Late Autumn – Woodstock, Vermont – 18 October 2014
WIth most of the leaves already on the ground, mid-morning sun peeking from behind the clouds lit this Sugar Maple on fire.
Northern Saw-whet Owl (Aegolius acadicus) Released – North Branch Nature Center, Montpelier, Vermont – 27 October 2014
One of the most common owls in forests across northern North America during the breeding season, Northern Saw-whet Owls are nocturnal and seldom seen. But you may hear them. Listen for a sharp, high, repeated too-too-too call, reminiscent of the sound a truck makes to warn you it is backing up. During October and November they migrate southward from their northern haunts to spend the winter in dense forests across the central and southern US. Hundreds of biologists are studying their migration and populations across the continent at banding stations, several of them in Vermont. I joined the crew at North Branch Nature Center one night to watch the action. Carol Suich hoped she’d see her first Northern Saw-whet Owl too. She got a better view than she’d imagined. The owl rested on her arm after banding before it flew off into the night.
Bruce Spanworm (Operophtera bruceata) – Marsh-Billings-Rockefeller National Historical Park, Woodstock, Vermont – 9 November 2014
November at dusk with the temperature barely breaking 40 degrees I could see my breath. Yet, all around me moths fluttered through the woods. This cold weather moth is a thermo-conformers. Incredibly, males can fly with air and body temperature ranging from just 27 up to a balmy 77 degrees. Females completely lack wings. When they emerge in October or November, they crawl to the lower trunk of a host tree where they solicit flying males with fine chemistry. Read more…

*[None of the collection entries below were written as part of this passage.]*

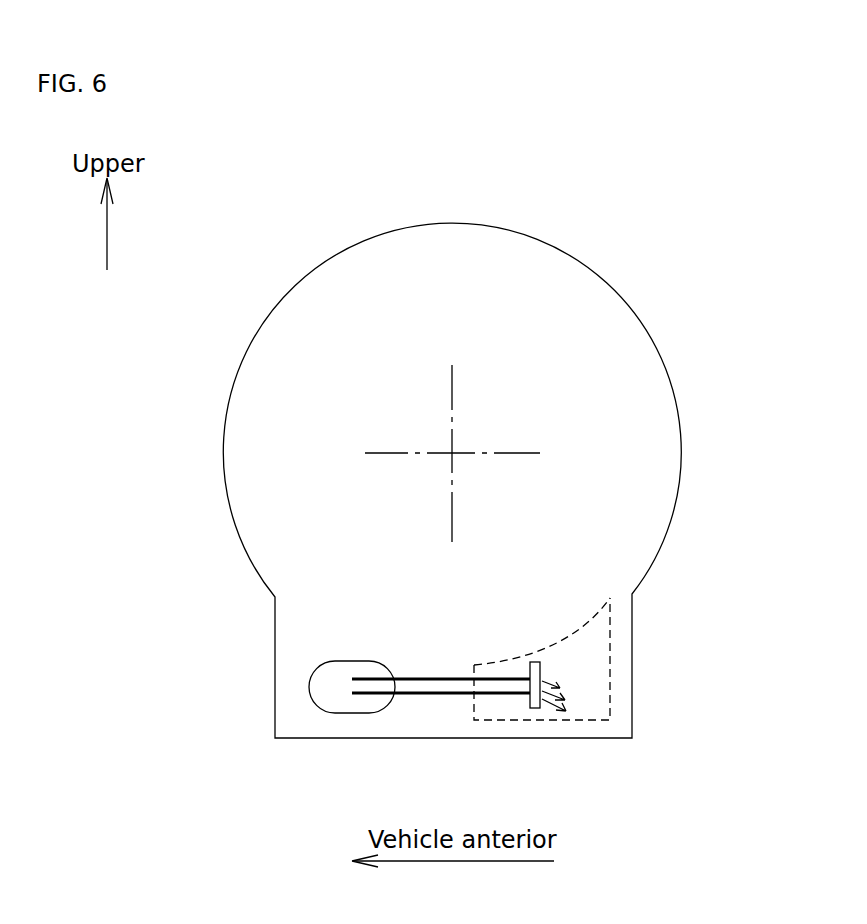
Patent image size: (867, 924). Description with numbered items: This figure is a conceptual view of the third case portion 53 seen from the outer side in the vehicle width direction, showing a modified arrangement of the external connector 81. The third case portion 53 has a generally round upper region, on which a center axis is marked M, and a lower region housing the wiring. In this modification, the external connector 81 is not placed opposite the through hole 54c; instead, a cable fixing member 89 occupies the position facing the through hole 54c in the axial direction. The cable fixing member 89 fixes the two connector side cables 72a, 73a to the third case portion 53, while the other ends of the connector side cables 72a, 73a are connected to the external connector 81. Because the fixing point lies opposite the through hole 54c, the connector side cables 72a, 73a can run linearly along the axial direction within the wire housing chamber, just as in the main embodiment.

The third case portion 53 is at (568, 254).
The optical axis / center M is at (452, 453).
The external connector 81 is at (350, 713).
The connector side cable 72a is at (410, 694).
The connector side cable 73a is at (458, 680).
The through hole 54c is at (610, 637).
The cable fixing member 89 is at (540, 668).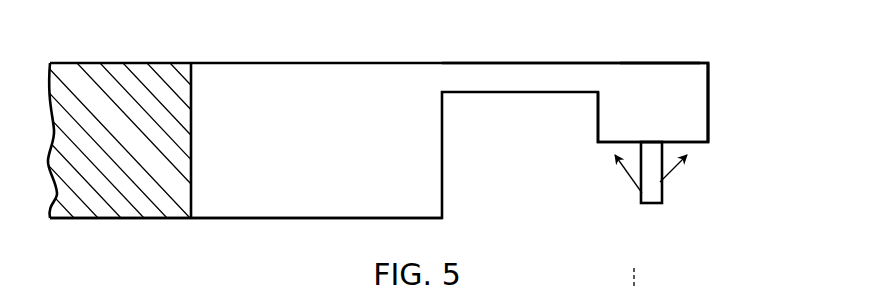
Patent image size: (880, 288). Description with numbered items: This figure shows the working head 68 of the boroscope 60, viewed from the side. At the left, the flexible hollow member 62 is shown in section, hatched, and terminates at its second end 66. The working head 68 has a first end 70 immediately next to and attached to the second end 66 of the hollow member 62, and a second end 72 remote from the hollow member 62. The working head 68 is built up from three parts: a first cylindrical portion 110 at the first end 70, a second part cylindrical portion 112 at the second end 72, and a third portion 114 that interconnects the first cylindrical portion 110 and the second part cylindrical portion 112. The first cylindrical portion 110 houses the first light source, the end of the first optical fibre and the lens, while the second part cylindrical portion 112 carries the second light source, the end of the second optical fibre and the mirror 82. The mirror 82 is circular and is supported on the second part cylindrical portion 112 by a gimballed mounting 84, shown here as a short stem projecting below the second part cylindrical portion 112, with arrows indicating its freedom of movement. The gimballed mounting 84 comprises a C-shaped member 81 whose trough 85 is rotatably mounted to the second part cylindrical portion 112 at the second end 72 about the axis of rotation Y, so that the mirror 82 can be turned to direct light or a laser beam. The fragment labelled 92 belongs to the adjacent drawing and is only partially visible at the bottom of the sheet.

Osprey (Pandion haliaetus) – Honeymoon Island State Park, Dunedin, Florida – 28 December 2014
During early evening I found this Osprey feeding on a Sheepshead (Archosargus probatocephalus) not far from shore. The purple clouds in the background and its yellow eye staring at me caught my eye. Ospreys are unusual among raptors in possessing a reversible outer toe that allows them to grasp with two toes in front and two behind. Barbed pads on the soles of the feet help them grip slippery fish.